PaStA is a tool for detecting similar patches. In PaStA, a patch is everything that can be split up to a commit message and a diff. Patches can either come from patch stacks or mailboxes. A patch stack is a fork/branch (a set of commits) from a git project that are developed and maintained independently of the base project. . Patch stacks are, for example, used by extensions of the Linux kernel (e.g., the Preempt-RT patch stack), or custom vendor trees. Many OSS projects, like the Linux kernel, use a mail-based workflow. PaStA is able to assign mails from mailboxes to commits in repositories. It comes with heuristics that are able to detect patches even if their content significantly changes over time. In this way, PaStA is able to track different revisions of a patch.
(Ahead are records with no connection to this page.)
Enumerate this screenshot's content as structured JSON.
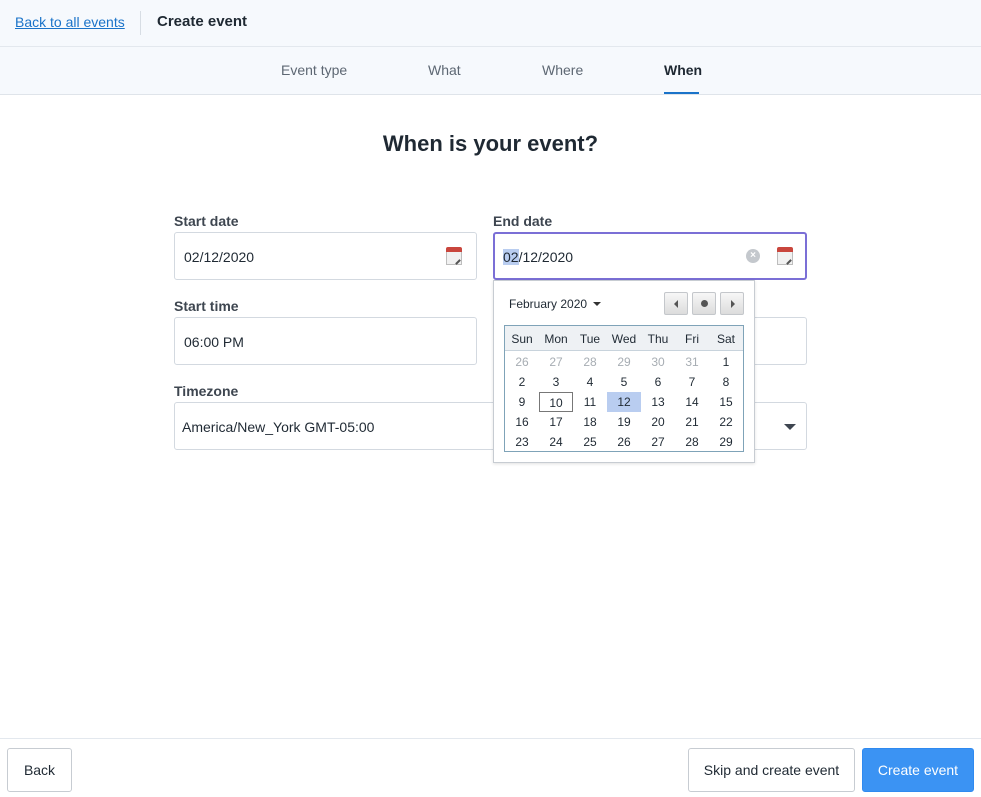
{
  "topbar": {
    "back_link": "Back to all events",
    "title": "Create event"
  },
  "steps": [
    {
      "label": "Event type"
    },
    {
      "label": "What"
    },
    {
      "label": "Where"
    },
    {
      "label": "When",
      "active": true
    }
  ],
  "heading": "When is your event?",
  "form": {
    "start_date": {
      "label": "Start date",
      "value": "02/12/2020"
    },
    "end_date": {
      "label": "End date",
      "segments": [
        "02",
        "/12/2020"
      ]
    },
    "start_time": {
      "label": "Start time",
      "value": "06:00 PM"
    },
    "timezone": {
      "label": "Timezone",
      "value": "America/New_York GMT-05:00"
    }
  },
  "datepicker": {
    "month_label": "February 2020",
    "weekdays": [
      "Sun",
      "Mon",
      "Tue",
      "Wed",
      "Thu",
      "Fri",
      "Sat"
    ],
    "weeks": [
      [
        "26",
        "27",
        "28",
        "29",
        "30",
        "31",
        "1"
      ],
      [
        "2",
        "3",
        "4",
        "5",
        "6",
        "7",
        "8"
      ],
      [
        "9",
        "10",
        "11",
        "12",
        "13",
        "14",
        "15"
      ],
      [
        "16",
        "17",
        "18",
        "19",
        "20",
        "21",
        "22"
      ],
      [
        "23",
        "24",
        "25",
        "26",
        "27",
        "28",
        "29"
      ]
    ],
    "other_month_days": 6,
    "today": "10",
    "selected": "12"
  },
  "footer": {
    "back": "Back",
    "skip": "Skip and create event",
    "create": "Create event"
  },
  "colors": {
    "accent": "#3b93f3",
    "link": "#1a73c9",
    "focus_border": "#7b6fd6",
    "selection": "#b9cdf0"
  },
  "icons": [
    "calendar-icon",
    "clear-icon",
    "caret-down-icon",
    "prev-month-icon",
    "today-dot-icon",
    "next-month-icon"
  ]
}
PaStA is a research project from the Technical University of Applied Sciences Regensburg. The following papers describe the methodology, use-cases and accuracy of PaStA:
- Observing Custom Software Modifications: A Quantitative Approach of Tracking the Evolution of Patch Stacks
- The List is the Process: Reliable Pre-Integration Tracking of Commits on Mailing Lists
Presentation resources:
- This LPC 2019 recording and Embedded Linux Conference Europe 2019 recording present core ideas behind the project. Slides: here
- The whole presentation is summarised in this article.
Clone PaStA and its resources submodule. The resources contain project-specific configuration, project-related repositories and public inboxes as well as results of PaStA's analysis for some sample projects.
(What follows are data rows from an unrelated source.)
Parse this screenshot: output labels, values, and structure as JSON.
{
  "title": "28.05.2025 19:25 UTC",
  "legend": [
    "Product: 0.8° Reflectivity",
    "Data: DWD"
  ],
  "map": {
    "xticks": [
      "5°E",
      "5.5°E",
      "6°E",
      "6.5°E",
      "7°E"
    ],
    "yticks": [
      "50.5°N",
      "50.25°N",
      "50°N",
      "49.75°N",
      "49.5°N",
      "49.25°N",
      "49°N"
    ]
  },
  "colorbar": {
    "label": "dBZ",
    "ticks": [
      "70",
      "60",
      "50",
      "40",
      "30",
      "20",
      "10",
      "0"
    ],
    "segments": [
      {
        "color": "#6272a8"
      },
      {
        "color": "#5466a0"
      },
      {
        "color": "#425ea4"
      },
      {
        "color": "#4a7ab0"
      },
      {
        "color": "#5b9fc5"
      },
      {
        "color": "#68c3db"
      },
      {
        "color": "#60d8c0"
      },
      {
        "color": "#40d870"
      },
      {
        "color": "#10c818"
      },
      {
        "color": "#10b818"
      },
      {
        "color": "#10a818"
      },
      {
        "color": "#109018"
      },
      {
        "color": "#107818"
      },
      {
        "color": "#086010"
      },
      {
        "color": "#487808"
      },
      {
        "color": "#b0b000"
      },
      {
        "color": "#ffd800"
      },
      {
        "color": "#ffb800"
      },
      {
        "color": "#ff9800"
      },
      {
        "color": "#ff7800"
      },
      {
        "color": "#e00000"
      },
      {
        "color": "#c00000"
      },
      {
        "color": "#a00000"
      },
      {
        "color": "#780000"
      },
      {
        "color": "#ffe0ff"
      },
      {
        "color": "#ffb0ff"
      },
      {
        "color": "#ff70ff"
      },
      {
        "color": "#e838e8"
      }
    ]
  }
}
$ git clone https://github.com/lfd/PaStA.git
$ cd PaStA
$ ./tools/update_resources.sh # This might take some time to complete
PaStA requires Python3 and comes with the following dependencies:
- git
- pygit2
- git-python (for patch_descriptions only)
- R (tikzDevice, ggplot2)
- fuzzywuzzy + python-levenshtein
- procmail
- python-anytree
- python-dateparser
- python-networkx
- python scikit-learn
- python-toml
- python-tqdm
- python-requests
- flask
- flask-wtf
- flask-bootstrap
- flask-nav
Please refer to this Dockerfile to download the required dependencies.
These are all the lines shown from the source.